La politique relève-t-elle d'un savoir ? Platon répond oui et il veut confier les affaires de la cité au philosophe, qui détient ce savoir du bien. Aristote répond non et croit à la confrontation des convictions. Les technocrates néolibéraux sont d'une certaine manière les platoniciens d'aujourd'hui : pour eux, le marché est source de vérité et la parole du peuple ne peut produire que du désordre. Voilà pourquoi le néolibéralisme est tendanciellement antidémocratique : c'est le fameux "there is no alternative" de Margareth Thatcher. Mickaël FOESSEL (philosophe).

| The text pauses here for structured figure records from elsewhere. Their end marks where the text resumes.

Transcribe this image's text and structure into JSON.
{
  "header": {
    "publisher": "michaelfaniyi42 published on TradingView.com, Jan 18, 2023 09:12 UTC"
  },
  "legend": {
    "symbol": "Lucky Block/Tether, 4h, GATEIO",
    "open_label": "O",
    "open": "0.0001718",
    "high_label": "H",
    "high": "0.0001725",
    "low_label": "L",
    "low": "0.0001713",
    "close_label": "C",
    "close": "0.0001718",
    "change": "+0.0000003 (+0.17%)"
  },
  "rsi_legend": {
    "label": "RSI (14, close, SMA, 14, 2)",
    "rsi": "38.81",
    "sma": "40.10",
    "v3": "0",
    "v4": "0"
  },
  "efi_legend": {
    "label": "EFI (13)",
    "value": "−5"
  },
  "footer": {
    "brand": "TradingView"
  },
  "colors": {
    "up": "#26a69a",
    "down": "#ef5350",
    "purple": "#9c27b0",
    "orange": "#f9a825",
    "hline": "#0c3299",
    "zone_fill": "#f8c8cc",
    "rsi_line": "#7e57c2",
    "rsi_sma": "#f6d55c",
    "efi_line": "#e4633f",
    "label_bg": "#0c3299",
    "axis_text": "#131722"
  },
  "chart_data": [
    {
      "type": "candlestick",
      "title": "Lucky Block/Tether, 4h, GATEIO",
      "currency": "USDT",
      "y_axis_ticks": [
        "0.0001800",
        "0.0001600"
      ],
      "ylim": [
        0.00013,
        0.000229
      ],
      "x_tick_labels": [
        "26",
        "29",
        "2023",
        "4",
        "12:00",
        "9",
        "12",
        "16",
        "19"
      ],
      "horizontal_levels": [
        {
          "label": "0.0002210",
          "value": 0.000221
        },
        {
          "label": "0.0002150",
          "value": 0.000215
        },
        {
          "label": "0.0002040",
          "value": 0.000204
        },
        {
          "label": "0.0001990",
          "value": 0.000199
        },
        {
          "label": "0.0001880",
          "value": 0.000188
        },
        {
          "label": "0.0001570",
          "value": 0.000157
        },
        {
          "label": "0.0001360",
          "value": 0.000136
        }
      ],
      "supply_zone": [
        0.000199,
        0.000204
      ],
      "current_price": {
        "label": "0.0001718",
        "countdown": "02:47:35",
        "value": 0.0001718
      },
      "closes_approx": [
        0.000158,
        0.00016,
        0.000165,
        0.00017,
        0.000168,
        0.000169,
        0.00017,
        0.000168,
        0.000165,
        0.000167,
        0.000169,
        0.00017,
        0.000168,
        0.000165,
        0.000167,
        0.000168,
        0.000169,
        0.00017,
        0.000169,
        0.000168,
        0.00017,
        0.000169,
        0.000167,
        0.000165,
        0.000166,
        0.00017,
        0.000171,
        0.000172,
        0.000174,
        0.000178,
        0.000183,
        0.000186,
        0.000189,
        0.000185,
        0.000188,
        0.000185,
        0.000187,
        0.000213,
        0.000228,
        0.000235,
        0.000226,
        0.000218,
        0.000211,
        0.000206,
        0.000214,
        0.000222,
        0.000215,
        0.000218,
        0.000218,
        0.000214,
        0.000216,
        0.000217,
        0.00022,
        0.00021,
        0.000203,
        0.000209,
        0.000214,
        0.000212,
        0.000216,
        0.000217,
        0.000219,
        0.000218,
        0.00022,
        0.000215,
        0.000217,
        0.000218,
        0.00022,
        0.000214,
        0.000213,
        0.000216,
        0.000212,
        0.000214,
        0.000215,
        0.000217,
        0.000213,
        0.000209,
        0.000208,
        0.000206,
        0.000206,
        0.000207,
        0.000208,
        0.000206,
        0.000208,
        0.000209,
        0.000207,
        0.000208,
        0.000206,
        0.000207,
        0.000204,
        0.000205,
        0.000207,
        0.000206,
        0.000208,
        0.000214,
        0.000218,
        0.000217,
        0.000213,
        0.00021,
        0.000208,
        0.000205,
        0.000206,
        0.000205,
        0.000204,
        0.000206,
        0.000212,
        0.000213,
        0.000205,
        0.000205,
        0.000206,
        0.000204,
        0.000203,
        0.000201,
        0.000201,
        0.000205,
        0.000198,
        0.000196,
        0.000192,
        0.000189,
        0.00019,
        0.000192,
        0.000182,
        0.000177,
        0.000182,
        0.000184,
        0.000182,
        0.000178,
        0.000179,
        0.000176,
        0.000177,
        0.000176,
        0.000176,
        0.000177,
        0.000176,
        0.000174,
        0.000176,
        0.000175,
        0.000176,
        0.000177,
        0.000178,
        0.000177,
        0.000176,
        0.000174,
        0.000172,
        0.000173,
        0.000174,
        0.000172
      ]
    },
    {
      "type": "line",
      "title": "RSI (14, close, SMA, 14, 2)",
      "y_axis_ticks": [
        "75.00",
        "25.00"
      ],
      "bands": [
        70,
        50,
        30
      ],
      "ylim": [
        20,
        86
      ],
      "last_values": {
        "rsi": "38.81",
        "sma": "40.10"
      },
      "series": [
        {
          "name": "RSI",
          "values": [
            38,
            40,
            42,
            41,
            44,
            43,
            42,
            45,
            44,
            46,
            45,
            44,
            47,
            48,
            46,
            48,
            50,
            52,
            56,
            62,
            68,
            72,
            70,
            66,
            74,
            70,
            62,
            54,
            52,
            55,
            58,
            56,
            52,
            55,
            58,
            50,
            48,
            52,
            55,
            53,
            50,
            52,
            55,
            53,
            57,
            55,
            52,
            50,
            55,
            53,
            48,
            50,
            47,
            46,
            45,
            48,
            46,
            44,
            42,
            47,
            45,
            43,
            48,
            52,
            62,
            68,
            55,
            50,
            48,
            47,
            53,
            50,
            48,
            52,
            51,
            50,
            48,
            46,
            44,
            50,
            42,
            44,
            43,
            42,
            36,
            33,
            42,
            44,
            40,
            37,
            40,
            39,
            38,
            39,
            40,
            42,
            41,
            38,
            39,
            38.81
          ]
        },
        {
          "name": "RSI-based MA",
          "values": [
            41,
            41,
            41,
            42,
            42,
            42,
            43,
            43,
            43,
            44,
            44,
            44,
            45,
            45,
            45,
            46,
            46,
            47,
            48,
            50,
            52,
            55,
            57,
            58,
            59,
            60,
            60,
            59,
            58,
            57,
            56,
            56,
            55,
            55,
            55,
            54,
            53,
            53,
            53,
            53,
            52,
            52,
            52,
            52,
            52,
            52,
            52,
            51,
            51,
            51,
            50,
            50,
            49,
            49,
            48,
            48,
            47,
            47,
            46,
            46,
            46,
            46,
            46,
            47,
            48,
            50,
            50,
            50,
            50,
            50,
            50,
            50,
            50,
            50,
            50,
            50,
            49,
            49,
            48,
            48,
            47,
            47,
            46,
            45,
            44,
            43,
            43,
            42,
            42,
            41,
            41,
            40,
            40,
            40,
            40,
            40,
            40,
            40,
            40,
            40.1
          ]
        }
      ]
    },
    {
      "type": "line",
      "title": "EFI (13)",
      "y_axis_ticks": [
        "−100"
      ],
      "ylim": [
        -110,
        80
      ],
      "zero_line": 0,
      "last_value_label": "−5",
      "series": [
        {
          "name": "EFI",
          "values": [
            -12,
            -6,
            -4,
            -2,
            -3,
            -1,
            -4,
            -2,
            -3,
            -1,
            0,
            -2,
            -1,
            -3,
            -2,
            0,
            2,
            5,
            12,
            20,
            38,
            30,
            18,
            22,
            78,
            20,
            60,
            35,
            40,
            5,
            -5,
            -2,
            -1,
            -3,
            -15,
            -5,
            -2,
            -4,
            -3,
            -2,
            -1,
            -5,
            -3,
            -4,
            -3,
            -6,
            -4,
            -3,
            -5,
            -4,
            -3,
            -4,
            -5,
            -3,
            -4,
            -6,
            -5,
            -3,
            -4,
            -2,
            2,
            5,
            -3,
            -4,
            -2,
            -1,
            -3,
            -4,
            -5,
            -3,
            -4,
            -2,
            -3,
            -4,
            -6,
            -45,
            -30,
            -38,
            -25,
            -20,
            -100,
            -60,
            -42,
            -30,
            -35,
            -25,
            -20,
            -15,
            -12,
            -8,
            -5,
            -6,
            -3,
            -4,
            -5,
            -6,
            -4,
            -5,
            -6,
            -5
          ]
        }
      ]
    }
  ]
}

Le problème est que dès qu'on prétend contester le dogme de l'efficience des marchés, on se voit retourner l'éternel argument du totalitarisme. On vous balance Staline en pleine tête, comme s'il fallait décider entre le marché dérégulé ou le goulag. « Malheur à moi, je suis une nuance », écrivait Nietzsche. Aujourd'hui, il faut redonner une dignité à la volonté politique plutôt que d'attendre les effets enchanteurs d'une autorégulation qui ne profite qu'à une minorité. Frédéric GROS (philosophe).
Propos recueillis par Eric AESCHIMANN, Le Nouvel Observateur, 10/2012, p. 120.